There was not an empty seat inside the Law and Justice Center’s Municipal Court, which is also used for the City Council chambers, as concerned residents took part in the special meeting regarding the proposed Marijuana Control Ordinance on June 6.

And, how ironic that on the 75th anniversary of D-Day, a patriotic remembrance for our World War II heroes who invaded the beach at Normandy were fighting a united campaign of freedom for others — Sunnyside neighbors exercised those freedoms and participated in our democratic form of government.

Municipal government is a mirror of the community, which joins residents to become involved throughout the public process. The importance of these rights must be remembered, along with those who have made the ultimate sacrifice in defending our freedoms and providing us with an honorable purpose that must stand tall as an example for the next generation.

The quality of life here in the Lower Yakima Valley connects residents with hometown issues and brings them to life — engaging communication and the exchange of ideas to learn about concerns which expand our abilities to understand and practice acceptance as we move forward in safeguarding an environment that we’re proud to call home.

A wide spectrum of neighbors of all ages participated in expressing their viewpoints from both sides of the issue that may have affected each one of us in similar fashion or possibly in a completely different manner.
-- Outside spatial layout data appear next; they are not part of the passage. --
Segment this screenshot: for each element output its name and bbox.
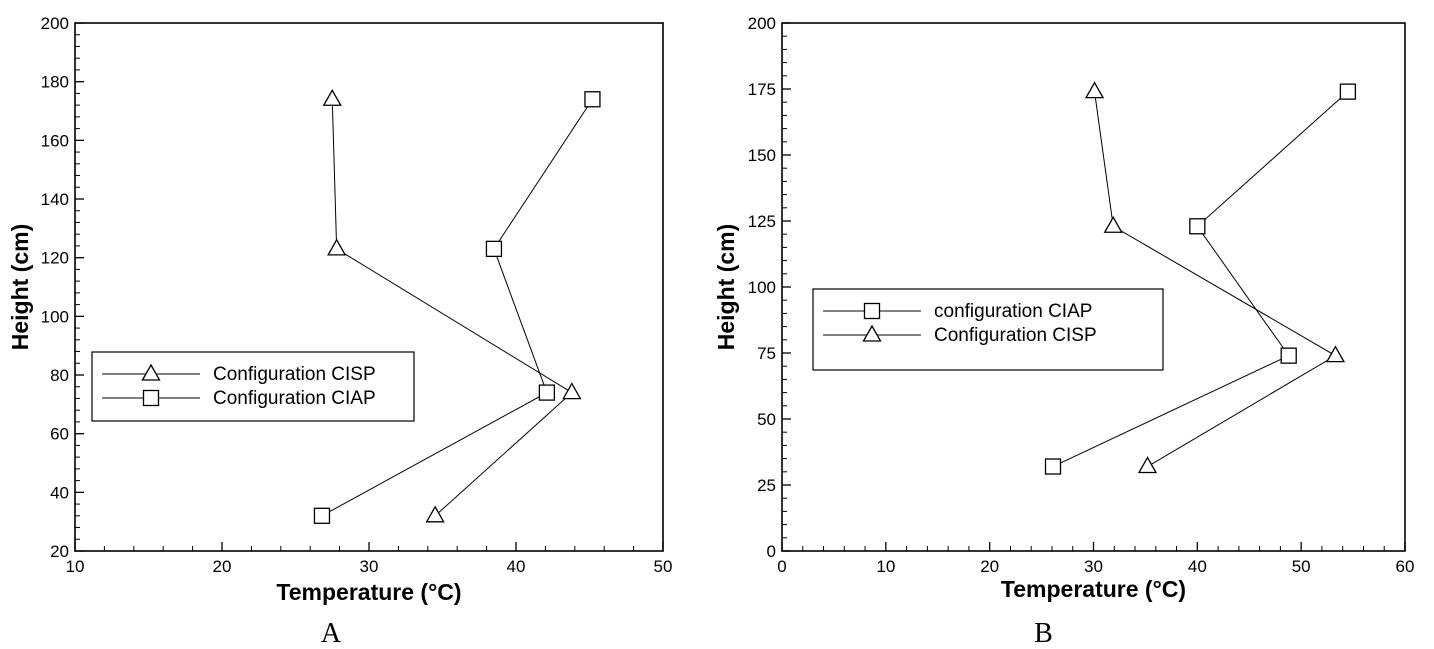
data-point-triangle — [1103, 215, 1123, 233]
y-axis-label: Height (cm) — [713, 224, 739, 351]
chart-A: 10 20 30 40 5020406080100120140160180200Temp… — [7, 14, 672, 649]
legend-marker-triangle — [862, 324, 882, 342]
x-tick-label: 60 — [1396, 557, 1415, 576]
y-tick-label: 125 — [748, 212, 776, 231]
y-tick-label: 200 — [41, 14, 69, 33]
x-tick-label: 20 — [980, 557, 999, 576]
y-tick-label: 80 — [50, 366, 69, 385]
y-tick-label: 140 — [41, 190, 69, 209]
x-tick-label: 50 — [1292, 557, 1311, 576]
x-tick-label: 10 — [876, 557, 895, 576]
legend-label: Configuration CIAP — [213, 388, 376, 409]
series-line — [321, 98, 593, 517]
y-tick-label: 175 — [748, 80, 776, 99]
y-tick-label: 180 — [41, 73, 69, 92]
x-tick-label: 30 — [360, 557, 379, 576]
series-square — [1044, 83, 1357, 475]
x-tick-label: 30 — [1084, 557, 1103, 576]
y-tick-label: 160 — [41, 131, 69, 150]
y-tick-label: 120 — [41, 249, 69, 268]
legend: Configuration CISP Configuration CIAP — [91, 351, 415, 422]
y-tick-label: 25 — [757, 476, 776, 495]
y-tick-label: 0 — [767, 542, 776, 561]
plot-frame — [74, 22, 664, 552]
data-point-square — [1280, 347, 1297, 364]
legend-marker-square — [142, 389, 160, 407]
series-line — [331, 99, 573, 517]
y-tick-label: 20 — [50, 542, 69, 561]
legend: configuration CIAP Configuration CISP — [812, 288, 1164, 371]
y-tick-label: 75 — [757, 344, 776, 363]
series-square — [313, 91, 601, 524]
data-point-triangle — [1325, 345, 1346, 363]
legend-marker-triangle — [141, 363, 161, 381]
y-tick-label: 60 — [50, 425, 69, 444]
x-tick-label: 10 — [66, 557, 85, 576]
y-tick-label: 150 — [748, 146, 776, 165]
data-point-triangle — [425, 505, 445, 523]
y-tick-label: 50 — [757, 410, 776, 429]
series-line — [1052, 91, 1349, 467]
data-point-triangle — [1137, 456, 1158, 474]
y-axis-label: Height (cm) — [7, 224, 33, 351]
data-point-square — [1339, 83, 1357, 100]
legend-label: Configuration CISP — [213, 364, 376, 385]
x-tick-label: 0 — [777, 557, 786, 576]
chart-B: 0 10 20 30 40 50 60 0 25 50 75 100 125 150 175 200 Tempe… — [713, 14, 1414, 649]
panel-label: A — [321, 618, 342, 649]
panel-label: B — [1034, 618, 1053, 649]
data-point-triangle — [562, 382, 582, 400]
data-point-triangle — [1084, 81, 1105, 99]
legend-box — [91, 351, 415, 422]
x-tick-label: 40 — [1188, 557, 1207, 576]
y-tick-label: 200 — [748, 14, 776, 33]
y-tick-label: 100 — [41, 307, 69, 326]
legend-label: configuration CIAP — [934, 301, 1092, 322]
x-axis-label: Temperature (°C) — [1001, 576, 1186, 602]
data-point-square — [538, 384, 556, 401]
x-axis-label: Temperature (°C) — [276, 579, 461, 605]
data-point-square — [1044, 458, 1062, 475]
x-tick-label: 20 — [213, 557, 232, 576]
data-point-square — [584, 91, 601, 108]
data-point-square — [485, 240, 503, 258]
legend-marker-square — [863, 302, 881, 320]
x-tick-label: 50 — [654, 557, 673, 576]
legend-label: Configuration CISP — [934, 325, 1097, 346]
series-line — [1094, 91, 1337, 467]
plot-frame — [781, 22, 1406, 552]
y-tick-label: 40 — [50, 483, 69, 502]
series-triangle — [1084, 81, 1346, 474]
x-tick-label: 40 — [507, 557, 526, 576]
data-point-square — [313, 507, 331, 524]
data-point-square — [1189, 218, 1206, 235]
data-point-triangle — [327, 238, 347, 256]
y-tick-label: 100 — [748, 278, 776, 297]
series-triangle — [322, 88, 582, 523]
data-point-triangle — [322, 88, 342, 106]
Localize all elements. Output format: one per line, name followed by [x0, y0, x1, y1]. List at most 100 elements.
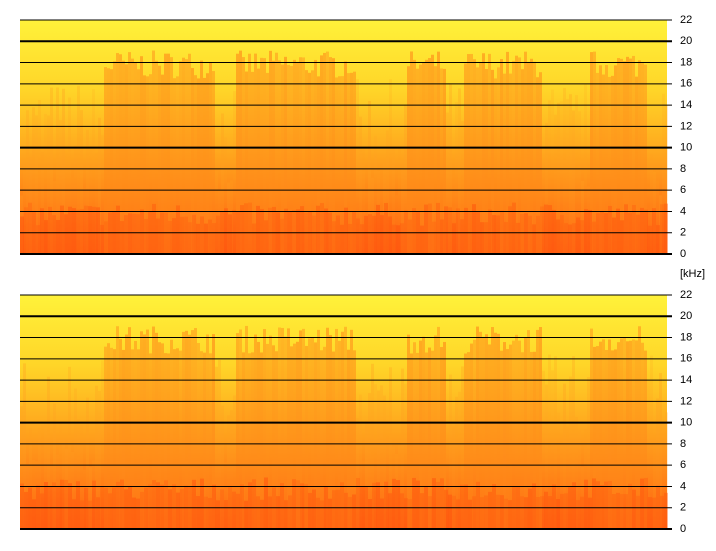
spectrogram-texture	[539, 72, 542, 254]
spectrogram-texture	[179, 61, 182, 254]
spectrogram-texture	[272, 345, 275, 529]
spectrogram-texture	[281, 64, 284, 255]
spectrogram-texture	[464, 207, 468, 254]
spectrogram-texture	[544, 204, 548, 254]
spectrogram-texture	[290, 346, 293, 529]
spectrogram-texture	[446, 438, 449, 529]
spectrogram-texture	[448, 207, 452, 254]
spectrogram-texture	[200, 216, 204, 254]
spectrogram-texture	[41, 151, 44, 254]
spectrogram-texture	[492, 215, 496, 254]
spectrogram-texture	[257, 68, 260, 254]
spectrogram-texture	[656, 398, 659, 529]
spectrogram-texture	[497, 67, 500, 254]
spectrogram-texture	[216, 500, 220, 529]
spectrogram-texture	[588, 497, 592, 529]
spectrogram-texture	[324, 208, 328, 254]
spectrogram-texture	[292, 209, 296, 254]
spectrogram-texture	[113, 61, 116, 254]
spectrogram-texture	[156, 218, 160, 254]
spectrogram-texture	[428, 347, 431, 529]
spectrogram-texture	[368, 499, 372, 529]
y-tick-label: 6	[680, 459, 686, 471]
spectrogram-texture	[428, 203, 432, 254]
spectrogram-texture	[284, 500, 288, 529]
spectrogram-texture	[158, 65, 161, 254]
spectrogram-texture	[215, 171, 218, 254]
spectrogram-texture	[80, 209, 84, 254]
spectrogram-texture	[221, 405, 224, 529]
spectrogram-texture	[374, 384, 377, 529]
spectrogram-texture	[470, 53, 473, 254]
spectrogram-texture	[116, 326, 119, 529]
spectrogram-texture	[484, 495, 488, 529]
spectrogram-texture	[143, 75, 146, 254]
spectrogram-texture	[100, 224, 104, 254]
spectrogram-texture	[392, 446, 395, 529]
spectrogram-texture	[248, 53, 251, 254]
spectrogram-texture	[560, 493, 564, 529]
spectrogram-texture	[617, 342, 620, 529]
spectrogram-texture	[521, 352, 524, 529]
spectrogram-texture	[395, 454, 398, 529]
spectrogram-texture	[233, 395, 236, 529]
spectrogram-texture	[119, 54, 122, 255]
spectrogram-texture	[200, 478, 204, 529]
y-tick-label: 12	[680, 120, 692, 132]
spectrogram-texture	[170, 339, 173, 529]
spectrogram-texture	[455, 102, 458, 254]
spectrogram-texture	[542, 370, 545, 529]
spectrogram-texture	[400, 223, 404, 254]
spectrogram-texture	[144, 218, 148, 254]
spectrogram-texture	[488, 209, 492, 254]
spectrogram-texture	[626, 56, 629, 255]
spectrogram-texture	[572, 110, 575, 254]
spectrogram-texture	[596, 481, 600, 529]
spectrogram-texture	[596, 213, 600, 254]
spectrogram-texture	[197, 78, 200, 254]
spectrogram-texture	[336, 489, 340, 529]
spectrogram-texture	[578, 111, 581, 254]
spectrogram-texture	[74, 145, 77, 254]
spectrogram-texture	[104, 221, 108, 254]
spectrogram-texture	[506, 349, 509, 529]
spectrogram-texture	[140, 491, 144, 529]
spectrogram-texture	[460, 484, 464, 529]
spectrogram-texture	[152, 203, 156, 254]
spectrogram-texture	[176, 348, 179, 529]
spectrogram-texture	[368, 214, 372, 254]
spectrogram-texture	[347, 349, 350, 529]
spectrogram-texture	[485, 334, 488, 529]
spectrogram-texture	[23, 161, 26, 254]
spectrogram-texture	[350, 72, 353, 255]
spectrogram-texture	[232, 209, 236, 254]
spectrogram-texture	[236, 53, 239, 254]
spectrogram-texture	[50, 464, 53, 529]
spectrogram-texture	[276, 496, 280, 529]
spectrogram-texture	[520, 496, 524, 529]
spectrogram-texture	[104, 487, 108, 529]
spectrogram-texture	[96, 207, 100, 254]
spectrogram-texture	[89, 466, 92, 529]
spectrogram-texture	[412, 208, 416, 254]
spectrogram-texture	[44, 113, 47, 255]
spectrogram-texture	[365, 420, 368, 529]
y-tick-label: 12	[680, 395, 692, 407]
spectrogram-texture	[530, 58, 533, 254]
spectrogram-texture	[352, 494, 356, 529]
y-tick-label: 22	[680, 14, 692, 26]
spectrogram-texture	[344, 207, 348, 254]
spectrogram-texture	[653, 440, 656, 529]
spectrogram-texture	[296, 62, 299, 254]
spectrogram-texture	[124, 489, 128, 529]
spectrogram-texture	[638, 60, 641, 254]
spectrogram-texture	[317, 329, 320, 529]
spectrogram-texture	[557, 412, 560, 529]
y-tick-label: 20	[680, 310, 692, 322]
spectrogram-texture	[196, 496, 200, 529]
spectrogram-texture	[40, 208, 44, 254]
spectrogram-texture	[95, 152, 98, 254]
y-tick-label: 6	[680, 184, 686, 196]
spectrogram-texture	[599, 341, 602, 529]
spectrogram-texture	[569, 376, 572, 529]
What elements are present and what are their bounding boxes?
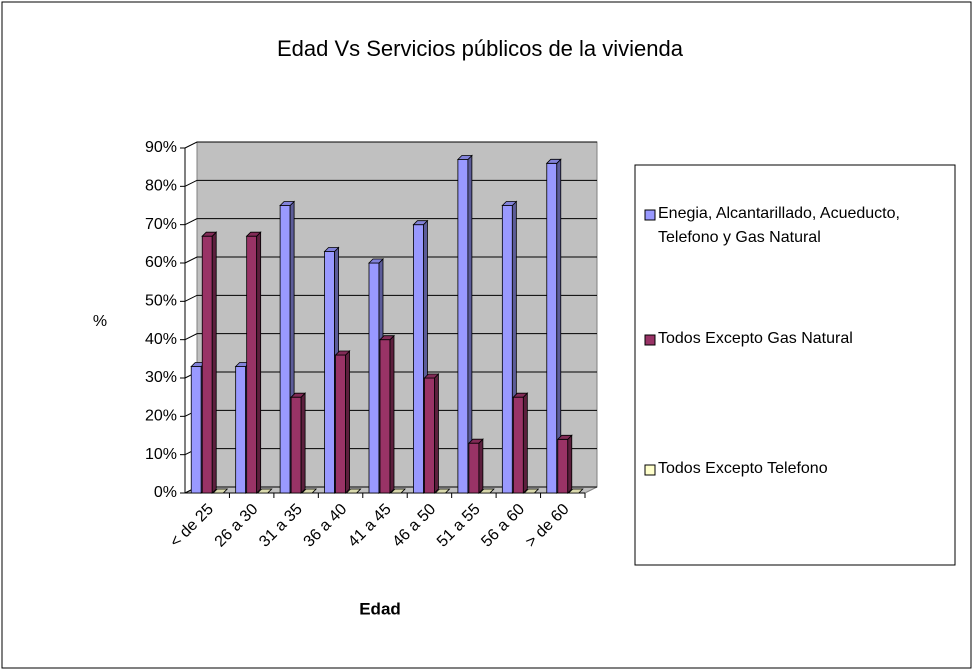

The point was everyone in attendance listened to what was being communicated, which increased the overall goal of making Sunnyside a strong and vibrant community.

The people who spoke before the council are not a majority of voters that represent the entire town, but they do deliver an important message of democracy in action, and that one voice or one vote can make a difference.

The insights shared by those who felt compelled to state their opinions contributed to the governmental process that stands for a patriotic wave of local valor and colorful pride.